In view of the legislative history of the anti-SLAPP statute, one could argue that the courts’ reading of “right of petition” to include such indirect statements as were protected in MacDonald was unusually expansive and conflates the “right of petition” with the “right of free speech,” a phrase that was excised from the legislation prior to its eventual passage. In light of the Appeals Court’s reading, it is difficult to discern a distinction between the two.

More recently, the Court in Fustolo v. Hollander addressed news articles written in a small community newspaper that reported on the controversies of a local developer. The reporter’s claim that her articles constituted petitioning activity was rejected by the Court because she was not speaking on her own behalf – or expressing her own grievance:

… the salient and dispositive point is that, as was true of the defendants’ testimony in both Kobrin and Fisher, Hollander’s articles did not contain statements seeking to redress a grievance or to petition for relief of her own.

The Court confined its examination to Hollander’s deliberately objective approach in writing the articles, and to her claim that she was writing on behalf of the neighborhood association, not herself. It did not discuss how the writing of a news article constitutes seeking redress of a grievance or petitioning for relief.

In any event, the Fustolo court once again cited MacDonald’s holding that statements made in the “technological version of a meeting of citizens on the Town Green” are petitioning activity deserving the statute’s protection.

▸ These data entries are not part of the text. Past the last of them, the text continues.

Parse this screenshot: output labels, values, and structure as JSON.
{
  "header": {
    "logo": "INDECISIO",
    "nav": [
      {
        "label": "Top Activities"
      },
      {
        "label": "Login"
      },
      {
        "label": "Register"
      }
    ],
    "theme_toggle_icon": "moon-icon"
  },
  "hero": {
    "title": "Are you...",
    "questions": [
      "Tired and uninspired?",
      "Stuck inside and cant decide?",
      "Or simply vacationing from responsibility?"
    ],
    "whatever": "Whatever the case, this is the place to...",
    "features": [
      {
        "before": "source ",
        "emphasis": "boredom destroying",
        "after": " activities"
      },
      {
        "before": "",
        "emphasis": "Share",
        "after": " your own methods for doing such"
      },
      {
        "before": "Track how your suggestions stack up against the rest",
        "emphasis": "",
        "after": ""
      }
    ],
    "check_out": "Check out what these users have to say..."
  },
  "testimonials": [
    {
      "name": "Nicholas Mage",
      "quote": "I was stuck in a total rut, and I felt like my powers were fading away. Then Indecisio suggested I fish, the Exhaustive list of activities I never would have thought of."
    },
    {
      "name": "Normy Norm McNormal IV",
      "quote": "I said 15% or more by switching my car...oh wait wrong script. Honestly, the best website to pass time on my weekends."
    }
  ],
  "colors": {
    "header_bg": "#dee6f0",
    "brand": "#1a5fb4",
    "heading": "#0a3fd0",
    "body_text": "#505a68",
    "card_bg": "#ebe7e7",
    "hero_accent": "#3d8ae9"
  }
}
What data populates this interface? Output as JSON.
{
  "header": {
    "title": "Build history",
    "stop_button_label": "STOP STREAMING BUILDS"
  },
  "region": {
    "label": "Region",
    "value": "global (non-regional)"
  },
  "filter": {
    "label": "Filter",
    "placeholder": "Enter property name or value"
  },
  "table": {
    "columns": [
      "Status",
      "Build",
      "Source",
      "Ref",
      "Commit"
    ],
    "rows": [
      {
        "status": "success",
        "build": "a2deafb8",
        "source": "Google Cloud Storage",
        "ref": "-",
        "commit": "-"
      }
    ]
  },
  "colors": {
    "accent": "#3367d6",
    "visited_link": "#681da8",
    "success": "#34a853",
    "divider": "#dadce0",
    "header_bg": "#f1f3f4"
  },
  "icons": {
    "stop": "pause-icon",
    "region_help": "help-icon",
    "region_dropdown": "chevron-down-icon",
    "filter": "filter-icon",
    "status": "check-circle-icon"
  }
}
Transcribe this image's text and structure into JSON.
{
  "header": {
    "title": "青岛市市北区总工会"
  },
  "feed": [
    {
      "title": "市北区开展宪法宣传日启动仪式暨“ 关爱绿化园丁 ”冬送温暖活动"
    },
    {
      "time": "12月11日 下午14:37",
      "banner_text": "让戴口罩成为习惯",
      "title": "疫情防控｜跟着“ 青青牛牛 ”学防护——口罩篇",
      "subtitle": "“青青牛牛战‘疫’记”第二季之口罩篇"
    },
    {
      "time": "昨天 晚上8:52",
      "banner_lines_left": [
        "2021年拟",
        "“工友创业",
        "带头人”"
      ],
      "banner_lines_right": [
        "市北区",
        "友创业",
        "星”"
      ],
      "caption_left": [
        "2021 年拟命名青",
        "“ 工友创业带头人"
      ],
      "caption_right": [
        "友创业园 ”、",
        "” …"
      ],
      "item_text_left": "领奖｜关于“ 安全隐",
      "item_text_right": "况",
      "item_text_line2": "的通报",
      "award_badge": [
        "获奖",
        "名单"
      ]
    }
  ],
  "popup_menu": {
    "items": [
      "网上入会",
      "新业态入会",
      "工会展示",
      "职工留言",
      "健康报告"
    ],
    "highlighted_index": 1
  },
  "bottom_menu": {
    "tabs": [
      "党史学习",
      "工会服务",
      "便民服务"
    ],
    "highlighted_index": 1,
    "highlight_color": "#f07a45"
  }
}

Finally, the Court reiterated its prior holdings on the subject of commercial motive when it held that Hollander’s modest remuneration was irrelevant to their holding. Earlier in North American Expositions, the Court affirmed that “the fact that the speech involves a commercial motive does not mean it is not petitioning.”  It repeated this invocation in Fustolo:

We disagree that the compensation Hollander received disqualifies her articles as protected petitioning activity. … Our analysis would not change if Hollander had written the same articles, pursuant to the same instructions from the publisher, as a volunteer reporter.

Based upon the Supreme Judicial Court’s repeated endorsement of the MacDonald holding, and its reiteration of the irrelevance of commercial motivation, one is compelled to conclude that in Massachusetts, bloggers, whether paid or unpaid, who publish commentary on matters of public concern in a website platform that enables public comment, are engaged in protected petitioning activity and are therefore protected by the anti-SLAPP statute. Once they establish that their statements were protected, the aggrieved plaintiff must leap the daunting hurdle of showing that the statements are “devoid of any reasonable factual support or any arguable basis in law” and have suffered actual injury.

Left unanswered is how the courts are to determine whether the speech expresses the speaker’s own grievance. Must the matter at issue affect the speaker in some way special or different from the general public? Is all that is necessary that the words are his own opinion and that they address a matter of public concern? If the commentary at issue in MacDonald is to provide any guidance, then anyone may express his personal opinion of any issue of public concern, so long as he does it on a site where public comment is enabled.

Let the flame wars begin!


3 Responses to “Citizen Journalists and the anti-SLAPP Statute”

  1. 1 Robb

    So any blogger, or comment to a blog, can say anything he wants about anybody because it’s in a public forum that comments on public issues?

  2. Anything he wants that is not devoid of any reasonable basis in fact or law – yeah.

    That said, I seem to be having a difficult time getting a trial court judge to understand this.

  3. How well I remember Professor Friedenthal’s blackboard diagram of the relative importance of trial courts and appellate courts, designed to correct misunderstandings developed by reading nothing but appellate opinions. First year law student imagines huge appellate court and tiny trial court–practicing lawyer sees huge trial court and tiny appellate court.